Cette semaine, le tribunal de Meaux a été confronté à une situation inédite : comment juger un animal et quelle peut-être la responsabilité de son propriétaire, surtout s’il est impliqué dans un accident mortel ? Tout a commencé le 8 septembre dernier. Le cirque d’Europe a pris ses quartiers dans la commune de Lizy-sur-Ourcq (Seine-et-Marne). Juste après être passée sur scène, l’éléphante de la troupe, Tanya, qui venait d’être raccompagnée dans son enclos électrifié attrape une bâche. Elle la jette sur les fils électriques et s’échappe. De là, elle se dirige vers un groupe d’hommes en train de participer à un tournoi de pétanque.

C’est là que l’animal assène un coup de trompe à l’un d’eux. Coup qui sera fatal à l’octogénaire, malgré la rapide intervention des secours. Ce lundi soir, le parquet a requis une amende de 800 euros, dont la moitié avec sursis, pour homicide involontaire, à l’encontre du propriétaire de Tanya.

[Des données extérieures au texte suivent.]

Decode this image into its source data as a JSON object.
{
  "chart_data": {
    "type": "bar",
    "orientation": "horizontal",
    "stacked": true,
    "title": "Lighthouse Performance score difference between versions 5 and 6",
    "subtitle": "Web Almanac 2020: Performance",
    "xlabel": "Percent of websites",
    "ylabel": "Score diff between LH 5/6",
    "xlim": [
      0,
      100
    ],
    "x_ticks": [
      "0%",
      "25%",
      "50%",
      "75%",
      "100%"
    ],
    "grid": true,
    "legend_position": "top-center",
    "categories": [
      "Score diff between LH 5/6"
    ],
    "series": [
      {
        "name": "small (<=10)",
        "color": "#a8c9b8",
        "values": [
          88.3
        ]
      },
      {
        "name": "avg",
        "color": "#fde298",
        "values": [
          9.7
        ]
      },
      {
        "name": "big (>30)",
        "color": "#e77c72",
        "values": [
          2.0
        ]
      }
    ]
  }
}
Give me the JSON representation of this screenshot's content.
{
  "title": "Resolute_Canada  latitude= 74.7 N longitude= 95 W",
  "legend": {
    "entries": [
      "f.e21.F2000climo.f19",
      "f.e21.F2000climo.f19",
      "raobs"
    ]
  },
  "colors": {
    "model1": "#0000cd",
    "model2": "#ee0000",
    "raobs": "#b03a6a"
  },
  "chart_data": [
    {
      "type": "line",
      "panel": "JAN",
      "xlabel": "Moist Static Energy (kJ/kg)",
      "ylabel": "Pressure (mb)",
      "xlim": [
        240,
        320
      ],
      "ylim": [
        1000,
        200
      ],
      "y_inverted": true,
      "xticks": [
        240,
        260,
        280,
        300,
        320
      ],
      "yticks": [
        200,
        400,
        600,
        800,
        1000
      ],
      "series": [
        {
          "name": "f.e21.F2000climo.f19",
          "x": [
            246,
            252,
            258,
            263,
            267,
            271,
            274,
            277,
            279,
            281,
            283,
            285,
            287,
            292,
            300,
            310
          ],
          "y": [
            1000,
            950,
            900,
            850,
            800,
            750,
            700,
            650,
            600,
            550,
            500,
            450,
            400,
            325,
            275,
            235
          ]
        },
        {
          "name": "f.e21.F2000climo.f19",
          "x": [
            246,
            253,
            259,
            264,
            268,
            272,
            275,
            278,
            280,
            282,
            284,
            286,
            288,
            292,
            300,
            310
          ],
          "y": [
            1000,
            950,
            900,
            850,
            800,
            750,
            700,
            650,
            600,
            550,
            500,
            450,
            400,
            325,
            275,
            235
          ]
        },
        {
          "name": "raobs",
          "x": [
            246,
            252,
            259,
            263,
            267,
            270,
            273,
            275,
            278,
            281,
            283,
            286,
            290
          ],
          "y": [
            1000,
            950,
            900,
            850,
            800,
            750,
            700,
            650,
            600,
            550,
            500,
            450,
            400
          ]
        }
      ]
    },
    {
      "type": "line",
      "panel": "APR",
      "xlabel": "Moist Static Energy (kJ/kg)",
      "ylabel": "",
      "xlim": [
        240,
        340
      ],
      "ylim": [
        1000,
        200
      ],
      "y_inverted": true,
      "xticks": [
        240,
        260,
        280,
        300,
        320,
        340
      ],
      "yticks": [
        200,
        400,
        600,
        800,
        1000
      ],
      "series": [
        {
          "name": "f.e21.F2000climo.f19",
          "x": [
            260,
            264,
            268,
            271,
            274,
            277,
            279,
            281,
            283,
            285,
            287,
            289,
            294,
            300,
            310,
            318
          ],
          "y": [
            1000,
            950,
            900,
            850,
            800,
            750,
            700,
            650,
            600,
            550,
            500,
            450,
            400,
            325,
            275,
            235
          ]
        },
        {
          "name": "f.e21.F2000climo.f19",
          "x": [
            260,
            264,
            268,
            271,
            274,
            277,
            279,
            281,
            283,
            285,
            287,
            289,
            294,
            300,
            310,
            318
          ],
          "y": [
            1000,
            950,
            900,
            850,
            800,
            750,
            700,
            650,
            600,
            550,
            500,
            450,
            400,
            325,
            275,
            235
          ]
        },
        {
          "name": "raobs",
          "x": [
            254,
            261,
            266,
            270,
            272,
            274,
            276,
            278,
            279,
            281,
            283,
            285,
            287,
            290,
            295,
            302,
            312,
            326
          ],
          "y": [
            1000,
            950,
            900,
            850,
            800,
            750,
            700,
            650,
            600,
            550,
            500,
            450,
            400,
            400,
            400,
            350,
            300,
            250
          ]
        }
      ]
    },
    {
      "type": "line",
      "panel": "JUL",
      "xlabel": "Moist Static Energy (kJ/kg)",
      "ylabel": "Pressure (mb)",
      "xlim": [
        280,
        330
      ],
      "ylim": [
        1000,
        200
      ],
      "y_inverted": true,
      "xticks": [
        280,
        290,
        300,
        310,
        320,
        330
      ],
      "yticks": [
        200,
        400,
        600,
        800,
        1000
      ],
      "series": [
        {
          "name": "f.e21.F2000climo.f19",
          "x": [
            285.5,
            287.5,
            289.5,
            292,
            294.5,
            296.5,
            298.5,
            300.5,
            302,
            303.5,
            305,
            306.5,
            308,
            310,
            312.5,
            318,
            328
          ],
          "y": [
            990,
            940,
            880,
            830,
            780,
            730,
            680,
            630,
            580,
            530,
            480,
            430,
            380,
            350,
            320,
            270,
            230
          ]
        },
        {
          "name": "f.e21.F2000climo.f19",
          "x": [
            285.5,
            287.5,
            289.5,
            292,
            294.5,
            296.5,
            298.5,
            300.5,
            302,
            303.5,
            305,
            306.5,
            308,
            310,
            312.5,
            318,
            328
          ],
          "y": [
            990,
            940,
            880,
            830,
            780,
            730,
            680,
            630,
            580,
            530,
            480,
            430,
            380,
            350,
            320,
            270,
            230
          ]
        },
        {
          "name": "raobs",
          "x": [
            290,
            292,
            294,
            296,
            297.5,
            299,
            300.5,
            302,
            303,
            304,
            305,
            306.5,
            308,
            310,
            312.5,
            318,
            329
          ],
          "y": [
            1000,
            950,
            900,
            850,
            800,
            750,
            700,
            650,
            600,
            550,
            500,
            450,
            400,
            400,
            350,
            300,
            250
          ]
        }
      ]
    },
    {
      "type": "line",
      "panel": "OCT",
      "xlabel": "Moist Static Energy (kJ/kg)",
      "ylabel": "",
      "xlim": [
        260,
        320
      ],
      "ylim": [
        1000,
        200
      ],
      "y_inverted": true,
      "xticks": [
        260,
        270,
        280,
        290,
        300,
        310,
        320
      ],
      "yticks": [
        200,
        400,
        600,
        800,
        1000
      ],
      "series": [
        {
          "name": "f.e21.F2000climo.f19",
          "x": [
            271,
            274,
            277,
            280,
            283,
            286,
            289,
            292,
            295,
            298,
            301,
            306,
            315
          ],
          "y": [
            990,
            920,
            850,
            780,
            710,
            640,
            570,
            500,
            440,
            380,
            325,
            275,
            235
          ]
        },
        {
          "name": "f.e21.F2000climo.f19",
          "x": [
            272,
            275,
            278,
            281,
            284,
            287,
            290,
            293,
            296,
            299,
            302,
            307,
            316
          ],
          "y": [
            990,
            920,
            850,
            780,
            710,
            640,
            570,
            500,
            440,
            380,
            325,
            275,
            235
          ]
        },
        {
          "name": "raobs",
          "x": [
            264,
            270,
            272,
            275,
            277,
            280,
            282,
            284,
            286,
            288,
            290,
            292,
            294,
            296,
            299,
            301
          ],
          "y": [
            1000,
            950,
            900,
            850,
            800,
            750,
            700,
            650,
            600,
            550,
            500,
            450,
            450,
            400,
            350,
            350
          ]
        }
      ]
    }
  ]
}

Dans cette affaire, il y a « une adjonction de comportements fautifs », a déclaré la procureure Hélène Collet. « L’éléphant a été laissé sans surveillance après son numéro, alors qu’il était énervé », a-t-elle notamment souligné.

Mauvais traitements ?

Aux enquêteurs, le propriétaire du cirque avait raconté que « normalement, l’éléphant n’aurait pas dû pouvoir attraper cette bâche », qui protégeait sa réserve de foin de la pluie. L’animal, qui travaille dans le cirque depuis 25 ans, avait déjà provoqué des courts-circuits en s’attaquant à sa barrière électrique avec des branchages. Avait-on négligemment laissé traîner la bâche dans l’enclos, ou le vent l’a-t-il mise à portée de trompe de l’animal ? La question reste en suspens, M. Aucante n’ayant pas été interrogé par les gendarmes sur ce point et ne s’étant pas présenté à l’audience – son cirque est en tournée.

Mêmes doutes à propos des conditions de vie dans le cirque, dénoncées de longue date par les défenseurs des animaux. La souffrance psychique de Tanya a pu la rendre agressive. Le tribunal n’a pu s’appuyer que sur les photos de l’enclos prises le jour du drame, les spécialistes de l’Office national de la chasse et de la faune sauvage (ONCFS) n’ayant visité le cirque que trois jours après, alors qu’il a déjà déménagé. « Ces animaux n’ont rien à faire dans les cirques », a déclaré en marge de l’audience la présidente de l’association One Voice, Muriel Arnal. « Ce sont des animaux sociaux, qui ont besoin de deux à trois heures de marche par jour et sont en souffrance » sous les chapiteaux, a-t-elle ajouté.

Le jugement doit être rendu le 28 juillet.